In the interest of making all students feel accepted in their classrooms, these moves made sense.
However, the quest for holiday-season political correctness has been taken to an unhealthy extreme, as Florida Gulf Coast University banned all holiday decorations from common areas on campus, including the doors of FGCU employees.
The ban restricts holiday decorations to individual employees’ workspaces as well as restricting other miscellaneous forms of celebration. It did away with the previously established contest of crafting a greeting card and renamed the university’s Christmas tree a giving tree.

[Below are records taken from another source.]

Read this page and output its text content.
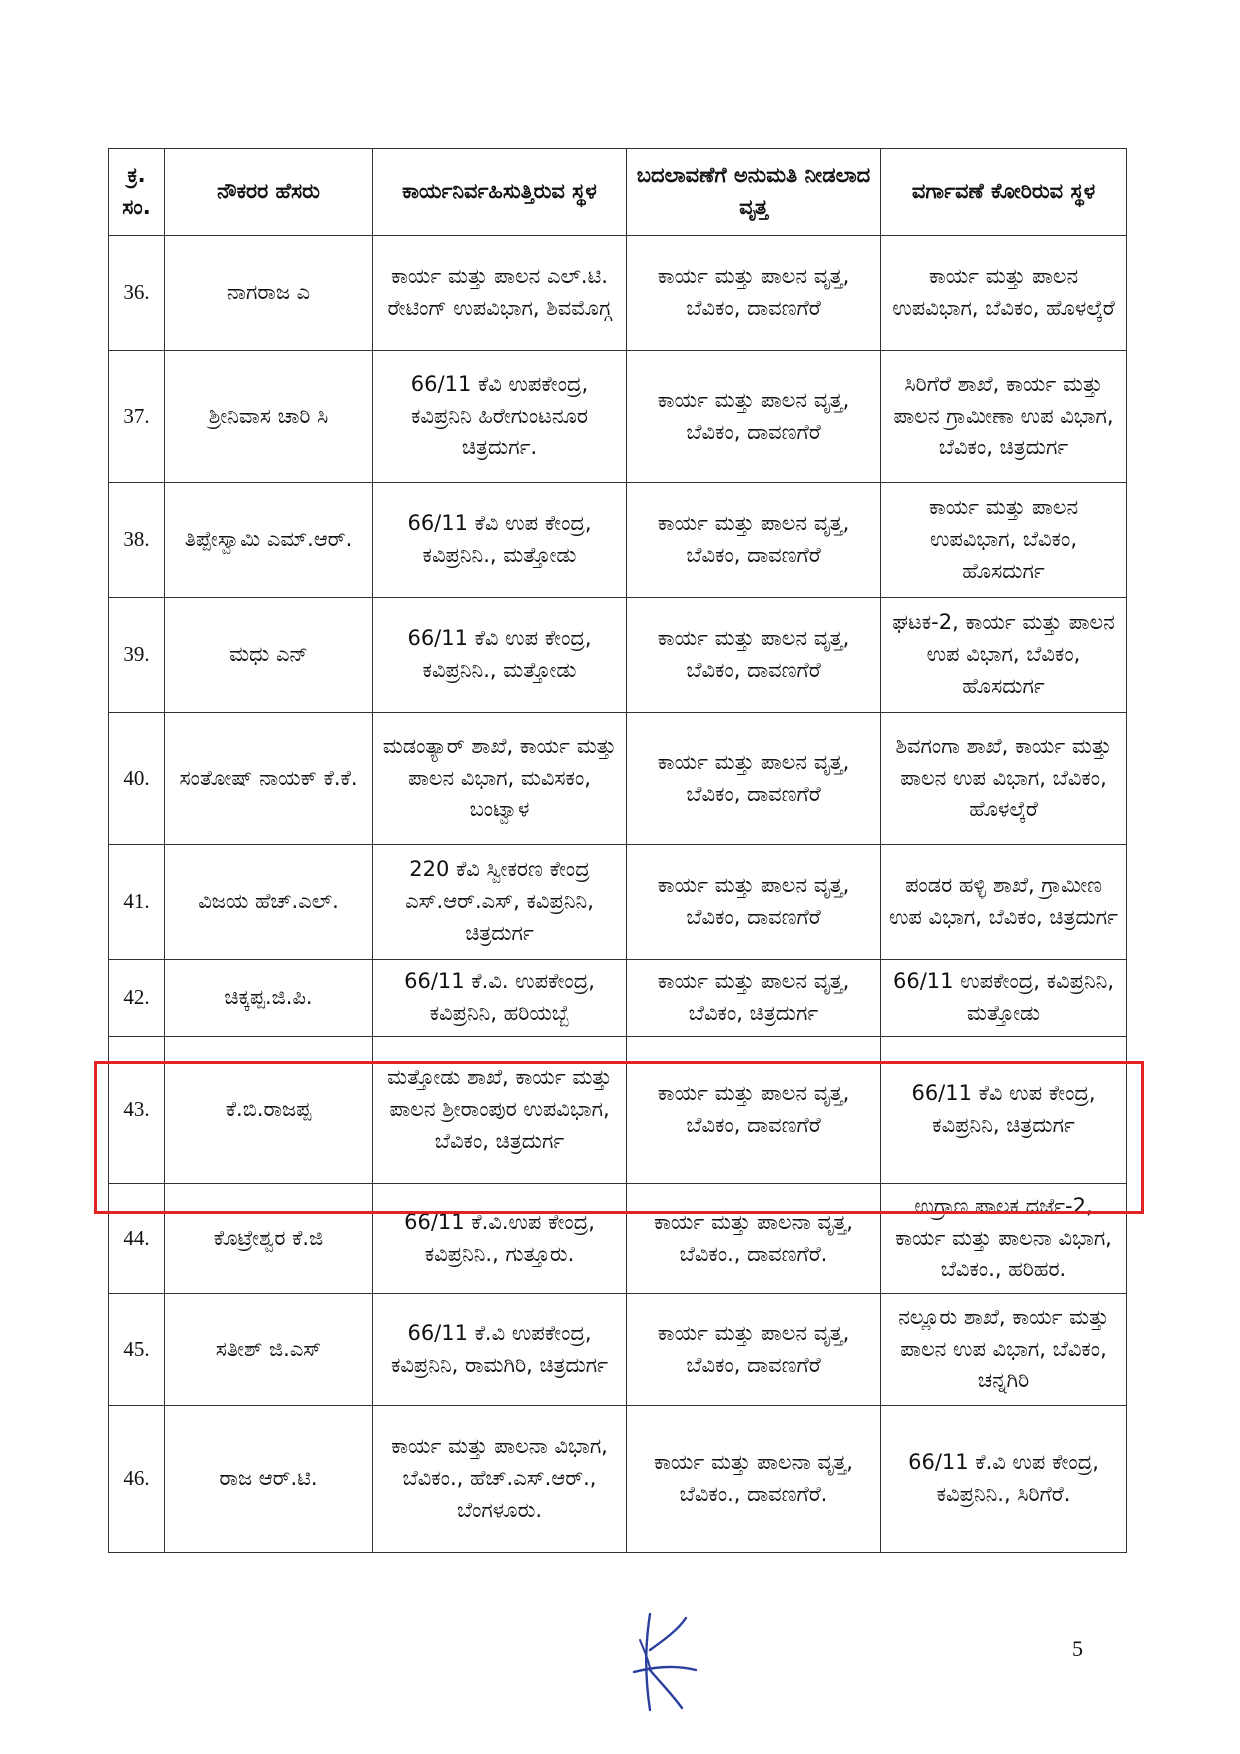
ಕ್ರ. ಸಂ.	ನೌಕರರ ಹೆಸರು	ಕಾರ್ಯನಿರ್ವಹಿಸುತ್ತಿರುವ ಸ್ಥಳ	ಬದಲಾವಣೆಗೆ ಅನುಮತಿ ನೀಡಲಾದ ವೃತ್ತ	ವರ್ಗಾವಣೆ ಕೋರಿರುವ ಸ್ಥಳ
36.	ನಾಗರಾಜ ಎ	ಕಾರ್ಯ ಮತ್ತು ಪಾಲನ ಎಲ್.ಟಿ. ರೇಟಿಂಗ್ ಉಪವಿಭಾಗ, ಶಿವಮೊಗ್ಗ	ಕಾರ್ಯ ಮತ್ತು ಪಾಲನ ವೃತ್ತ, ಬೆವಿಕಂ, ದಾವಣಗೆರೆ	ಕಾರ್ಯ ಮತ್ತು ಪಾಲನ ಉಪವಿಭಾಗ, ಬೆವಿಕಂ, ಹೊಳಲ್ಕೆರೆ
37.	ಶ್ರೀನಿವಾಸ ಚಾರಿ ಸಿ	66/11 ಕೆವಿ ಉಪಕೇಂದ್ರ, ಕವಿಪ್ರನಿನಿ ಹಿರೇಗುಂಟನೂರ ಚಿತ್ರದುರ್ಗ.	ಕಾರ್ಯ ಮತ್ತು ಪಾಲನ ವೃತ್ತ, ಬೆವಿಕಂ, ದಾವಣಗೆರೆ	ಸಿರಿಗೆರೆ ಶಾಖೆ, ಕಾರ್ಯ ಮತ್ತು ಪಾಲನ ಗ್ರಾಮೀಣಾ ಉಪ ವಿಭಾಗ, ಬೆವಿಕಂ, ಚಿತ್ರದುರ್ಗ
38.	ತಿಪ್ಪೇಸ್ವಾಮಿ ಎಮ್.ಆರ್.	66/11 ಕೆವಿ ಉಪ ಕೇಂದ್ರ, ಕವಿಪ್ರನಿನಿ., ಮತ್ತೋಡು	ಕಾರ್ಯ ಮತ್ತು ಪಾಲನ ವೃತ್ತ, ಬೆವಿಕಂ, ದಾವಣಗೆರೆ	ಕಾರ್ಯ ಮತ್ತು ಪಾಲನ ಉಪವಿಭಾಗ, ಬೆವಿಕಂ, ಹೊಸದುರ್ಗ
39.	ಮಧು ಎನ್	66/11 ಕೆವಿ ಉಪ ಕೇಂದ್ರ, ಕವಿಪ್ರನಿನಿ., ಮತ್ತೋಡು	ಕಾರ್ಯ ಮತ್ತು ಪಾಲನ ವೃತ್ತ, ಬೆವಿಕಂ, ದಾವಣಗೆರೆ	ಘಟಕ-2, ಕಾರ್ಯ ಮತ್ತು ಪಾಲನ ಉಪ ವಿಭಾಗ, ಬೆವಿಕಂ, ಹೊಸದುರ್ಗ
40.	ಸಂತೋಷ್ ನಾಯಕ್ ಕೆ.ಕೆ.	ಮಡಂತ್ಯಾರ್ ಶಾಖೆ, ಕಾರ್ಯ ಮತ್ತು ಪಾಲನ ವಿಭಾಗ, ಮವಿಸಕಂ, ಬಂಟ್ವಾಳ	ಕಾರ್ಯ ಮತ್ತು ಪಾಲನ ವೃತ್ತ, ಬೆವಿಕಂ, ದಾವಣಗೆರೆ	ಶಿವಗಂಗಾ ಶಾಖೆ, ಕಾರ್ಯ ಮತ್ತು ಪಾಲನ ಉಪ ವಿಭಾಗ, ಬೆವಿಕಂ, ಹೊಳಲ್ಕೆರೆ
41.	ವಿಜಯ ಹೆಚ್.ಎಲ್.	220 ಕೆವಿ ಸ್ವೀಕರಣ ಕೇಂದ್ರ ಎಸ್.ಆರ್.ಎಸ್, ಕವಿಪ್ರನಿನಿ, ಚಿತ್ರದುರ್ಗ	ಕಾರ್ಯ ಮತ್ತು ಪಾಲನ ವೃತ್ತ, ಬೆವಿಕಂ, ದಾವಣಗೆರೆ	ಪಂಡರ ಹಳ್ಳಿ ಶಾಖೆ, ಗ್ರಾಮೀಣ ಉಪ ವಿಭಾಗ, ಬೆವಿಕಂ, ಚಿತ್ರದುರ್ಗ
42.	ಚಿಕ್ಕಪ್ಪ.ಜಿ.ಪಿ.	66/11 ಕೆ.ವಿ. ಉಪಕೇಂದ್ರ, ಕವಿಪ್ರನಿನಿ, ಹರಿಯಬ್ಬೆ	ಕಾರ್ಯ ಮತ್ತು ಪಾಲನ ವೃತ್ತ, ಬೆವಿಕಂ, ಚಿತ್ರದುರ್ಗ	66/11 ಉಪಕೇಂದ್ರ, ಕವಿಪ್ರನಿನಿ, ಮತ್ತೋಡು
43.	ಕೆ.ಬಿ.ರಾಜಪ್ಪ	ಮತ್ತೋಡು ಶಾಖೆ, ಕಾರ್ಯ ಮತ್ತು ಪಾಲನ ಶ್ರೀರಾಂಪುರ ಉಪವಿಭಾಗ, ಬೆವಿಕಂ, ಚಿತ್ರದುರ್ಗ	ಕಾರ್ಯ ಮತ್ತು ಪಾಲನ ವೃತ್ತ, ಬೆವಿಕಂ, ದಾವಣಗೆರೆ	66/11 ಕೆವಿ ಉಪ ಕೇಂದ್ರ, ಕವಿಪ್ರನಿನಿ, ಚಿತ್ರದುರ್ಗ
44.	ಕೊಟ್ರೇಶ್ವರ ಕೆ.ಜಿ	66/11 ಕೆ.ವಿ.ಉಪ ಕೇಂದ್ರ, ಕವಿಪ್ರನಿನಿ., ಗುತ್ತೂರು.	ಕಾರ್ಯ ಮತ್ತು ಪಾಲನಾ ವೃತ್ತ, ಬೆವಿಕಂ., ದಾವಣಗೆರೆ.	ಉಗ್ರಾಣ ಪಾಲಕ ದರ್ಜೆ-2, ಕಾರ್ಯ ಮತ್ತು ಪಾಲನಾ ವಿಭಾಗ, ಬೆವಿಕಂ., ಹರಿಹರ.
45.	ಸತೀಶ್ ಜಿ.ಎಸ್	66/11 ಕೆ.ವಿ ಉಪಕೇಂದ್ರ, ಕವಿಪ್ರನಿನಿ, ರಾಮಗಿರಿ, ಚಿತ್ರದುರ್ಗ	ಕಾರ್ಯ ಮತ್ತು ಪಾಲನ ವೃತ್ತ, ಬೆವಿಕಂ, ದಾವಣಗೆರೆ	ನಲ್ಲೂರು ಶಾಖೆ, ಕಾರ್ಯ ಮತ್ತು ಪಾಲನ ಉಪ ವಿಭಾಗ, ಬೆವಿಕಂ, ಚನ್ನಗಿರಿ
46.	ರಾಜ ಆರ್.ಟಿ.	ಕಾರ್ಯ ಮತ್ತು ಪಾಲನಾ ವಿಭಾಗ, ಬೆವಿಕಂ., ಹೆಚ್.ಎಸ್.ಆರ್., ಬೆಂಗಳೂರು.	ಕಾರ್ಯ ಮತ್ತು ಪಾಲನಾ ವೃತ್ತ, ಬೆವಿಕಂ., ದಾವಣಗೆರೆ.	66/11 ಕೆ.ವಿ ಉಪ ಕೇಂದ್ರ, ಕವಿಪ್ರನಿನಿ., ಸಿರಿಗೆರೆ.
5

Also, the ban canceled the FGCU employees’ “end-of-the-year” parties, which catered to no specific holiday or belief but merely celebrated the festive season.
FGCU President Wilson Bradshaw wrote in a memo to the university that the ban’s intention was to honor all traditions.
It seems that FGCU has done the exact opposite, though, by restricting rather than encouraging their employees’ displays of decorations from their respective holidays.
The idea of being politically correct around the holidays is to allow everyone to celebrate his or her religious or traditional holidays without prioritizing a particular practice, not to inhibit all celebration.
Students who attend FGCU and do not observe the Christmas holiday voiced their neutrality on holiday decorations before the ban.
Marilyn Lerner, a Jewish FGCU student, said she misses the Christmas tree that was once in the Student Union. Another student, Brad Duffy, said he felt the university was taking political correctness a step too far.
Bradshaw said a struggle presents itself in public institutions when it comes to determining the best possible way of respecting all holiday traditions.
But there should be no struggle if it is left up to each individual to express him or herself freely. FGCU is taking it upon itself to fix a nonexistant problem. As long as the university doesn’t sanction any particular faith or creed, allowing holiday celebrations shouldn’t be an issue.
FGCU’s attempt at political correctness only stifles employees’ right to express themselves, and should be abandoned.